The critical thing here: you have to do this yourself. Claude can help you brainstorm, but you have to be the one who actually understands your material. If you can’t judge whether a proposed structure makes sense, you can’t course-correct when Claude gets it wrong — and it will get things wrong. Your judgment is not optional.

Phase 2 — Extract data using the Office plugins.

This was the biggest surprise of the project: Claude inside Word and Excel is genuinely powerful for data work, in a way that the standalone chat interface isn’t.

With Claude in Word, I opened three operational reports simultaneously and asked it to cross-reference them — pull the same hotel’s revenue figures across Q1 2025, H1 2025, and Q1 2026 in one pass. It did. That would have taken me an hour manually. It took maybe three minutes.

With Claude in Excel, I could ask open-ended analytical questions directly against the spreadsheet data. Not “apply this formula” — actual questions like “which segment showed the steepest decline in the back half of the year and what’s driving it?” Claude would locate the relevant data, analyze it, and discuss the findings with me interactively. This is not a smart autocomplete. It’s a different kind of tool.

Phase 3 — Build slides one at a time in Cowork, with strict isolation.

Here’s the discipline that made Cowork actually work: one slide (or one cluster of closely related slides) per conversation. One task. Clean context.
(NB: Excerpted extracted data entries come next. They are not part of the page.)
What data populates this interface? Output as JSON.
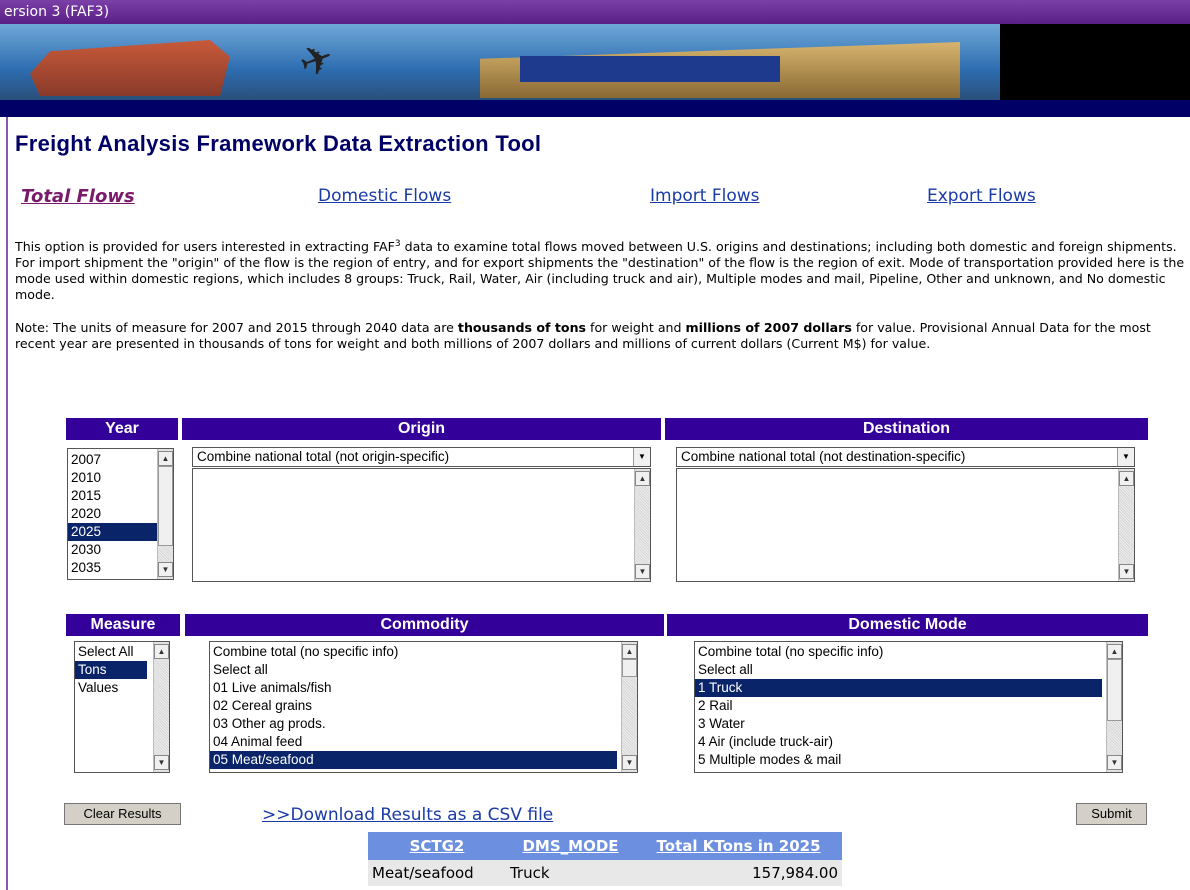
{
  "window": {
    "title": "ersion 3 (FAF3)"
  },
  "page": {
    "title": "Freight Analysis Framework Data Extraction Tool"
  },
  "tabs": [
    {
      "label": "Total Flows",
      "active": true
    },
    {
      "label": "Domestic Flows",
      "active": false
    },
    {
      "label": "Import Flows",
      "active": false
    },
    {
      "label": "Export Flows",
      "active": false
    }
  ],
  "description": {
    "p1_before": "This option is provided for users interested in extracting FAF",
    "p1_sup": "3",
    "p1_after": " data to examine total flows moved between U.S. origins and destinations; including both domestic and foreign shipments. For import shipment the \"origin\" of the flow is the region of entry, and for export shipments the \"destination\" of the flow is the region of exit. Mode of transportation provided here is the mode used within domestic regions, which includes 8 groups: Truck, Rail, Water, Air (including truck and air), Multiple modes and mail, Pipeline, Other and unknown, and No domestic mode.",
    "note_1": "Note: The units of measure for 2007 and 2015 through 2040 data are ",
    "note_bold1": "thousands of tons",
    "note_2": " for weight and ",
    "note_bold2": "millions of 2007 dollars",
    "note_3": " for value. Provisional Annual Data for the most recent year are presented in thousands of tons for weight and both millions of 2007 dollars and millions of current dollars (Current M$) for value."
  },
  "filters": {
    "year": {
      "header": "Year",
      "options": [
        "2007",
        "2010",
        "2015",
        "2020",
        "2025",
        "2030",
        "2035"
      ],
      "selected": "2025"
    },
    "origin": {
      "header": "Origin",
      "value": "Combine national total (not origin-specific)"
    },
    "destination": {
      "header": "Destination",
      "value": "Combine national total (not destination-specific)"
    },
    "measure": {
      "header": "Measure",
      "options": [
        "Select All",
        "Tons",
        "Values"
      ],
      "selected": "Tons"
    },
    "commodity": {
      "header": "Commodity",
      "options": [
        "Combine total (no specific info)",
        "Select all",
        "01 Live animals/fish",
        "02 Cereal grains",
        "03 Other ag prods.",
        "04 Animal feed",
        "05 Meat/seafood"
      ],
      "selected": "05 Meat/seafood"
    },
    "mode": {
      "header": "Domestic Mode",
      "options": [
        "Combine total (no specific info)",
        "Select all",
        "1 Truck",
        "2 Rail",
        "3 Water",
        "4 Air (include truck-air)",
        "5 Multiple modes & mail"
      ],
      "selected": "1 Truck"
    }
  },
  "actions": {
    "clear": "Clear Results",
    "download": ">>Download Results as a CSV file",
    "submit": "Submit"
  },
  "results": {
    "headers": [
      "SCTG2",
      "DMS_MODE",
      "Total KTons in 2025"
    ],
    "rows": [
      [
        "Meat/seafood",
        "Truck",
        "157,984.00"
      ]
    ]
  },
  "colors": {
    "header_bg": "#330099",
    "selection": "#0a246a",
    "title": "#000066",
    "link": "#1a3aa6",
    "active_tab": "#7a1a6a",
    "table_header": "#6c8fe0"
  }
}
My process for each slide:

  1. Copy the relevant source files into a fresh working folder
  2. Open a new Cowork conversation
  3. Tell Claude exactly which files to read and what I need
  4. Ask for a written work plan and outline before any slide generation
  5. Iterate on the content through conversation until it’s right
  6. Only at the very end, ask for the actual PowerPoint output

That last point is important. Generating the PPT is the last small step, not the first. Most of the real work — the thinking, the structuring, the data decisions — happens in conversation. If you jump straight to “make me a slide,” you burn tokens on something you haven’t thought through yet, and the output reflects that.
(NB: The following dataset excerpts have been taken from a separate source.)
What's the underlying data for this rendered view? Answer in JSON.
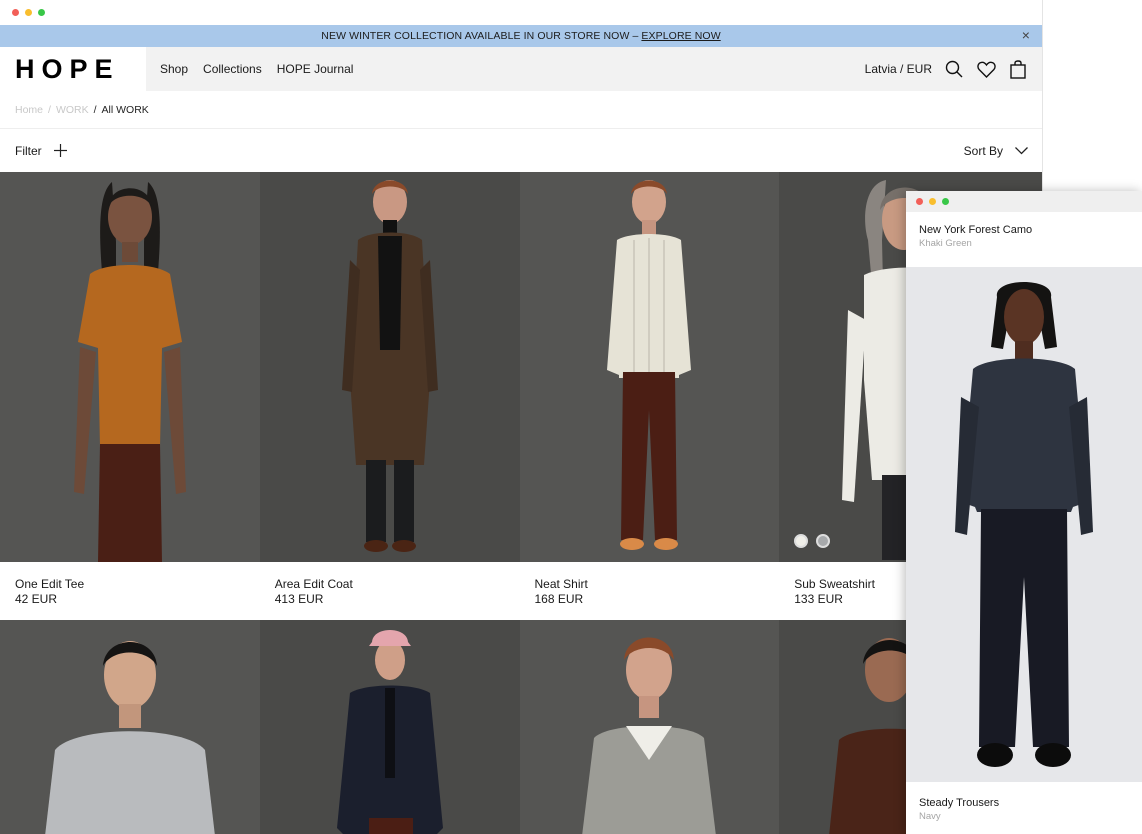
{
  "browser": {
    "controls": [
      "close",
      "minimize",
      "maximize"
    ]
  },
  "announcement": {
    "text": "NEW WINTER COLLECTION AVAILABLE IN OUR STORE NOW –",
    "link": "EXPLORE NOW",
    "close": "×"
  },
  "header": {
    "logo": "HOPE",
    "nav": [
      "Shop",
      "Collections",
      "HOPE Journal"
    ],
    "locale": "Latvia / EUR",
    "icons": [
      "search-icon",
      "heart-icon",
      "bag-icon"
    ]
  },
  "breadcrumb": {
    "home": "Home",
    "sep": "/",
    "section": "WORK",
    "current": "All WORK"
  },
  "toolbar": {
    "filter": "Filter",
    "sort": "Sort By"
  },
  "products_row1": [
    {
      "name": "One Edit Tee",
      "price": "42 EUR"
    },
    {
      "name": "Area Edit Coat",
      "price": "413 EUR"
    },
    {
      "name": "Neat Shirt",
      "price": "168 EUR"
    },
    {
      "name": "Sub Sweatshirt",
      "price": "133 EUR"
    }
  ],
  "overlay": {
    "title": "New York Forest Camo",
    "subtitle": "Khaki Green",
    "footer_title": "Steady Trousers",
    "footer_subtitle": "Navy"
  },
  "colors": {
    "announcement_bg": "#a9c8ea",
    "photo_bg": "#4a4a48",
    "overlay_photo_bg": "#e6e7ea"
  }
}
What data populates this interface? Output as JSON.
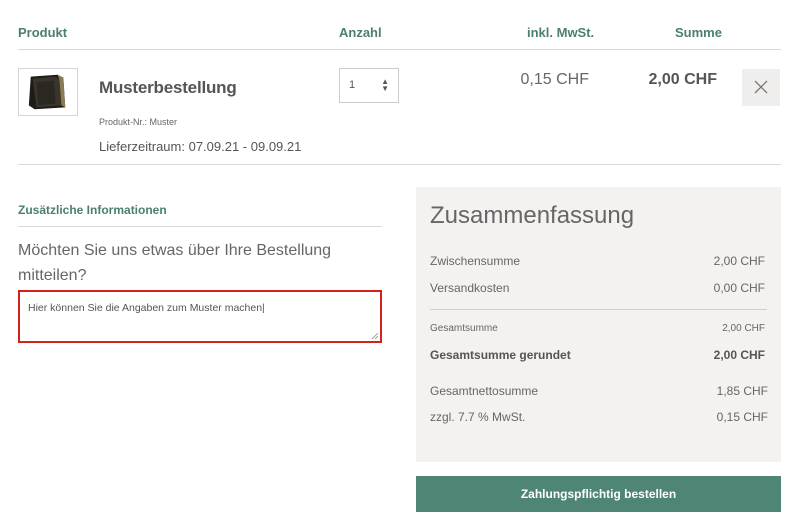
{
  "table_header": {
    "product": "Produkt",
    "quantity": "Anzahl",
    "incl_vat": "inkl. MwSt.",
    "total": "Summe"
  },
  "cart_item": {
    "image_icon": "product-sample-thumbnail",
    "name": "Musterbestellung",
    "product_number": "Produkt-Nr.: Muster",
    "delivery_period": "Lieferzeitraum: 07.09.21 - 09.09.21",
    "quantity": "1",
    "unit_price": "0,15 CHF",
    "total_price": "2,00 CHF",
    "remove_icon": "close-icon"
  },
  "additional_info": {
    "title": "Zusätzliche Informationen",
    "question": "Möchten Sie uns etwas über Ihre Bestellung mitteilen?",
    "notes_value": "Hier können Sie die Angaben zum Muster machen|"
  },
  "summary": {
    "title": "Zusammenfassung",
    "subtotal_label": "Zwischensumme",
    "subtotal_value": "2,00 CHF",
    "shipping_label": "Versandkosten",
    "shipping_value": "0,00 CHF",
    "grand_total_label": "Gesamtsumme",
    "grand_total_value": "2,00 CHF",
    "grand_total_rounded_label": "Gesamtsumme gerundet",
    "grand_total_rounded_value": "2,00 CHF",
    "net_total_label": "Gesamtnettosumme",
    "net_total_value": "1,85 CHF",
    "vat_label": "zzgl. 7.7 % MwSt.",
    "vat_value": "0,15 CHF"
  },
  "checkout": {
    "order_button": "Zahlungspflichtig bestellen"
  },
  "colors": {
    "accent": "#4b7f72",
    "button": "#4e8576",
    "highlight_border": "#d62020",
    "summary_bg": "#f4f2f0"
  }
}
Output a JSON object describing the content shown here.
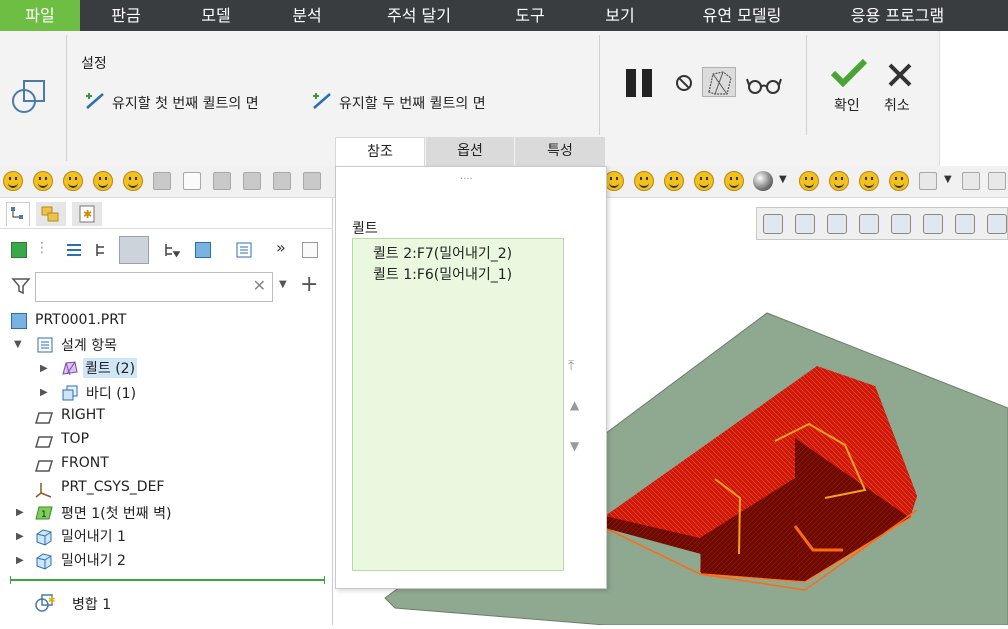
{
  "menubar": {
    "tabs": [
      "파일",
      "판금",
      "모델",
      "분석",
      "주석 달기",
      "도구",
      "보기",
      "유연 모델링",
      "응용 프로그램"
    ]
  },
  "ribbon": {
    "section_title": "설정",
    "first_face": "유지할 첫 번째 퀼트의 면",
    "second_face": "유지할 두 번째 퀼트의 면",
    "ok_label": "확인",
    "cancel_label": "취소",
    "tabs": [
      "참조",
      "옵션",
      "특성"
    ]
  },
  "tree": {
    "search_placeholder": "",
    "items": [
      {
        "label": "PRT0001.PRT"
      },
      {
        "label": "설계 항목"
      },
      {
        "label": "퀼트 (2)"
      },
      {
        "label": "바디 (1)"
      },
      {
        "label": "RIGHT"
      },
      {
        "label": "TOP"
      },
      {
        "label": "FRONT"
      },
      {
        "label": "PRT_CSYS_DEF"
      },
      {
        "label": "평면 1(첫 번째 벽)"
      },
      {
        "label": "밀어내기 1"
      },
      {
        "label": "밀어내기 2"
      },
      {
        "label": "병합 1"
      }
    ]
  },
  "popup": {
    "grip": "....",
    "list_label": "퀼트",
    "quilts": [
      "퀼트 2:F7(밀어내기_2)",
      "퀼트 1:F6(밀어내기_1)"
    ]
  },
  "colors": {
    "accent": "#6fbe44",
    "menubar": "#3a3d3f",
    "model": "#d41a0c",
    "plane": "#8fa890"
  }
}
Phase 4 — You manage the master file. Not Claude.

The master PowerPoint file lives in a completely separate folder that Cowork cannot see. Claude generates individual slides; I copy and paste them in manually.

This sounds tedious. It is slightly tedious. It is also the reason I never had to spend an afternoon rolling back a corrupted file. When Claude can’t see your master file, it can’t accidentally overwrite, reorder, or misinterpret it. The manual paste is cheap insurance.


The Tools, Mapped to Their Jobs

ToolWhat it’s actually good for
Claude chat (Project)Planning, brainstorming, making sense of source material
Claude in WordCross-referencing multiple documents you already have open
Claude in ExcelOpen-ended analysis and Q&A against live spreadsheet data
Claude Cowork (desktop)Executing specific, isolated slide-generation tasks
Claude in PowerPointMostly skipped — Cowork handled this better in practice

The Honest Summary

AI didn’t make this presentation for me. It made it possible for me to make this presentation in a week instead of three.

The parts that still required me: understanding the source material, judging whether a structure was right, deciding what story the data was telling, and managing the final output. None of that got automated away. What got automated was the tedious cross-referencing, the reformatting, the “turn this table into a slide” mechanical work that used to eat hours.

The traps are real. Handing Claude a messy context and hoping for magic doesn’t work. Treating it like a simple command-line tool doesn’t work. What works is treating it like a smart but context-blind collaborator — one who needs clear instructions, bounded tasks, and a human in the loop who actually knows what good looks like.

If you’re building complex decks and you haven’t tried this yet, try it. Just start with the isolation discipline. One slide, one conversation. Don’t let it touch your master file. Do the planning in chat first.

It won’t feel like magic. It’ll feel like having a very fast, very capable assistant who needs good management. That’s exactly what it is.